Deutsch Français Espagnol PortugueseSetup VNet
It is based on Article https://docs.microsoft.com/en-us/azure/virtual-network/virtual-network-vnet-plan-design-arm. As an example, I'll set up a VNet with address range 10.3.0.0/16 (the address range must not overlap with the local addresses) and the following subnets:
Subnet 10.3.0.0/24 - provides 247 free IP addresses
GatewaySubnet 10.3.1.0/24 - Special subnet for VPN connection
Virtual machines, which are to be accessed later as in the local network, must be created in the first subnet.
Set up the gateway in Azure
https://docs.microsoft.com/de-de/azure/vpn-gateway/vpn-gateway-howto-site-to-site-resource-manager-portal describes how to do it. Create the gateway as described in the article. Note: The gateway must be "policy-based". A public IP address is then also created, which will be needed later when configuring the FritzBox.
The "Local Network Gateway" is now created in Azure as a "representative" for the FritzBox. You need to know the public IP address of the FritzBox, which is currently valid. Also enter the address range of the local network, in my case this is e.g. 192.168.2.0/24.
Finally, as described in the article, a connection must be established between the gateway and the local gateway. Define the shared key, which you will later configure for the FritzBox.
Configuring FritzBox
In order to configure the FritzBox, the configuration file must https://1drv.ms/u/s!AlVNeomY2iiZnvQhtPIwZ59v4bTNNw be adjusted: All places marked with <todo> must be added accordingly and then, of course, "<todo>" must be deleted. The FritzBox must be registered with a dynamic DNS service so that the changing IP address can be queried.
Finally, in the releases in the FritzBox configuration menu, you read in the customized CFG file. This will then establish the connection.
Automatic adjustment of the IP address
With most Internet providers, the IP address is reassigned once every 24 hours. It is best to configure the FritzBox in such a way that you carry out a forced disconnection, e.g. at 4 o'clock in the morning, and thus have an IP address after this time that remains valid for 24 hours. Now the task remains to ensure that this IP address is automatically included in the configuration of the gateway in Azure.
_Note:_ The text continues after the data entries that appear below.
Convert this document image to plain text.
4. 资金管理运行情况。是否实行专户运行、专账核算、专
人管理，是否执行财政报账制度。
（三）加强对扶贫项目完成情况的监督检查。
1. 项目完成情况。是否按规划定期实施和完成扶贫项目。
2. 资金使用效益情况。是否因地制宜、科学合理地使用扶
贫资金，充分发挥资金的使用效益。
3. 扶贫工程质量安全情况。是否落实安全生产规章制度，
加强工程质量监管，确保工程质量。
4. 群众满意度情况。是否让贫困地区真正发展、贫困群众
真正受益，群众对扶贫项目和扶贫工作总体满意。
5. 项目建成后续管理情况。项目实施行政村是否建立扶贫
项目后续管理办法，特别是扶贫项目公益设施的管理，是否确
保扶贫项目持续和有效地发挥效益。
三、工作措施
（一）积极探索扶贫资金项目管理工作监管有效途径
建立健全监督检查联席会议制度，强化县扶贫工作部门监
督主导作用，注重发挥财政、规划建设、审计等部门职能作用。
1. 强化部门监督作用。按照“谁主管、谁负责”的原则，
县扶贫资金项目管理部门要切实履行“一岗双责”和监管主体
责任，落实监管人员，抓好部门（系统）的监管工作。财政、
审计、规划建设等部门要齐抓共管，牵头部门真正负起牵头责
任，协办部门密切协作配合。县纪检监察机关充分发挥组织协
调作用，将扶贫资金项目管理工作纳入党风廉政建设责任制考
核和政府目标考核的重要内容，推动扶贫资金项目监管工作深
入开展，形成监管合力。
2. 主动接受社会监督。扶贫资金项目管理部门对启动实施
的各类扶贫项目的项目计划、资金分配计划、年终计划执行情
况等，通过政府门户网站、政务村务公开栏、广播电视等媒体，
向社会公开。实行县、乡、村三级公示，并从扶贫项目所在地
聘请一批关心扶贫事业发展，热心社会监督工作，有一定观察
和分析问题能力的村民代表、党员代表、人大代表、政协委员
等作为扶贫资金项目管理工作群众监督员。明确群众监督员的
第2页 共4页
To do this, an automation account is set up and the following script is executed (after adjusting the variables, of course) every morning after 4 am: https://1drv.ms/u/s!AlVNeomY2iiZnvQjmtJ24egMhsAFfQ
This would set up the connection and will automatically maintain it with the current IP of the FritzBox.
About the costs: If you maintain the connection for the whole month, you will incur costs of just under 22 EUR per month.